Somalia had last week increased the tax from Sh309 ($3) to Sh360.5 ($3.5) per kilo of khat, leading to a four-day boycott by Kenyan miraa exporters.
Nyambene Miraa Traders Association (Nyamita) spokesman Kimathi Munjuri said Mogadishu officials and traders agreed on a tax of Sh247 (2.40USD) after negotiations.
“We are glad that the authorities and Somali importers agreed on a friendly tax (rate). However, we are yet to get official communication on the agreement. We resumed business on Monday evening with 20 tonnes of miraa,” Mr Munjuri said.
He noted that Somalia relies heavily on taxes from khat and called for a lasting solution to the current challenges facing the miraa trade.
REMOVING EXTRA LEVIES
Mr Munjuri said Mogadishu, the largest miraa export market, takes in about 50 tonnes of the commodity daily which is valued at more than Sh100 million.
“The daily tax paid on miraa in Mogadishu amounts to Sh15 million.

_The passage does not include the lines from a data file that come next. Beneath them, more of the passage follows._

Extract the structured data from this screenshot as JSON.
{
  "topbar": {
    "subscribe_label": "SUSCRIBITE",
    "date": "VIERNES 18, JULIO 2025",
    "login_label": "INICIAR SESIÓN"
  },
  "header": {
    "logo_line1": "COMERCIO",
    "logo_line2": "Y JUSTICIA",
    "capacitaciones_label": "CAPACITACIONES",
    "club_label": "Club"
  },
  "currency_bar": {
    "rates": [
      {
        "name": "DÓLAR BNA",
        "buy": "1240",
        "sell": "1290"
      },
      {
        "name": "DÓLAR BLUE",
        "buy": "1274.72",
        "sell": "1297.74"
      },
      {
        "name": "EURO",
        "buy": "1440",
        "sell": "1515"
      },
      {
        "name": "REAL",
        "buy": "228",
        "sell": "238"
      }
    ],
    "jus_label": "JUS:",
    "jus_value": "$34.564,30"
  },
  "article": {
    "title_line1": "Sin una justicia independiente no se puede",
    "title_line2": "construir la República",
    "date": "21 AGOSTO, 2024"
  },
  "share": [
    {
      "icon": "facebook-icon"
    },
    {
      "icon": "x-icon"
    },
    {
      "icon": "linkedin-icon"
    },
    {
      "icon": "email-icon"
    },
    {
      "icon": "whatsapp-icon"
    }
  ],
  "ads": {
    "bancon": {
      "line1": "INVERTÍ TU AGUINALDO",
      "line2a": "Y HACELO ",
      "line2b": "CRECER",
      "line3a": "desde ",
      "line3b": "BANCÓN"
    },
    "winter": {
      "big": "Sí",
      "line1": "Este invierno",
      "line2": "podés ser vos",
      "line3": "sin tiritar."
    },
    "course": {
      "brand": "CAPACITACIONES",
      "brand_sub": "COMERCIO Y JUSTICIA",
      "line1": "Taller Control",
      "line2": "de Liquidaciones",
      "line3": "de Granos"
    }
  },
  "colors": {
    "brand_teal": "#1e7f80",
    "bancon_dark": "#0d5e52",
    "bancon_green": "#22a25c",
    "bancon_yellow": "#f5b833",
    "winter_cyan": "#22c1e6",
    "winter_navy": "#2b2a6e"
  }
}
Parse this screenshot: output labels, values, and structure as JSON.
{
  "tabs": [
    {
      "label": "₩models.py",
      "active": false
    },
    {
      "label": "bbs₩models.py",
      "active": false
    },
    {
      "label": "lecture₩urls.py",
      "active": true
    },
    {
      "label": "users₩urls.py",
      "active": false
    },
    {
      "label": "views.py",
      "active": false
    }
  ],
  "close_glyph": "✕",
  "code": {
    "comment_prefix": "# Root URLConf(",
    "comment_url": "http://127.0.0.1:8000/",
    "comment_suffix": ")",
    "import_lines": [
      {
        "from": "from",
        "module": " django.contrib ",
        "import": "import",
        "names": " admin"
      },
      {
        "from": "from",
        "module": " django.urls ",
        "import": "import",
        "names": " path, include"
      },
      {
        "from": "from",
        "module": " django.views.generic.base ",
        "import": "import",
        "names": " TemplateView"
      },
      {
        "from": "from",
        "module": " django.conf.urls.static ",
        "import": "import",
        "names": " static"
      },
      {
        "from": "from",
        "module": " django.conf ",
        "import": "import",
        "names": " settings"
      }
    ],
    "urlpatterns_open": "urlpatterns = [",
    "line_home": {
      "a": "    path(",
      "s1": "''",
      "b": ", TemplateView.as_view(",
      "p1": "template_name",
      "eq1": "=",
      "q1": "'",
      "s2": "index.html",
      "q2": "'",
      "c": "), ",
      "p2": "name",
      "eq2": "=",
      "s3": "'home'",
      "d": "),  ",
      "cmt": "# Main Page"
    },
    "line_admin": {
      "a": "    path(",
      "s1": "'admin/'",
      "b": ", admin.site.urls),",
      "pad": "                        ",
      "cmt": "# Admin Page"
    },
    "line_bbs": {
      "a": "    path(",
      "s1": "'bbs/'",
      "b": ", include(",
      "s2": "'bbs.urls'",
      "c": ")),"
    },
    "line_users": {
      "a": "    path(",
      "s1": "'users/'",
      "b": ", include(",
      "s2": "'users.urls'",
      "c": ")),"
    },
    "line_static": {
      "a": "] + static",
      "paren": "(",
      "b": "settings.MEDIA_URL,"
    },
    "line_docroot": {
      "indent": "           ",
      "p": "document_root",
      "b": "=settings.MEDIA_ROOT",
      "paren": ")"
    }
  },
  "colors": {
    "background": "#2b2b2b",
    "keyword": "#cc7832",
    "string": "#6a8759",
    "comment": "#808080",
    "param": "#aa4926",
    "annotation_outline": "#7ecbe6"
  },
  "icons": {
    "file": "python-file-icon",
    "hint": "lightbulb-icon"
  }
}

The herb therefore contributes immensely to the economy of Somalia,” he said.
The Nyamita official said they expect more engagements with Somalia government with a view to removing extra levies that has made tax per a kilo of miraa to rise to Sh1,000 (10USD).
“Besides the government tax, traders are required to pay other levies to individuals who control the business. These are some of the issues we would like the Kenyan government to address,” he said.
The various grades of miraa exported to Somalia include ‘beat’, ‘grade’ and ‘special’.
The best quality miraa (beat) is retailing at up to Sh150, 000, ‘grade’, Sh70, 000 and ‘special’ Sh50, 000 per 90kg sack.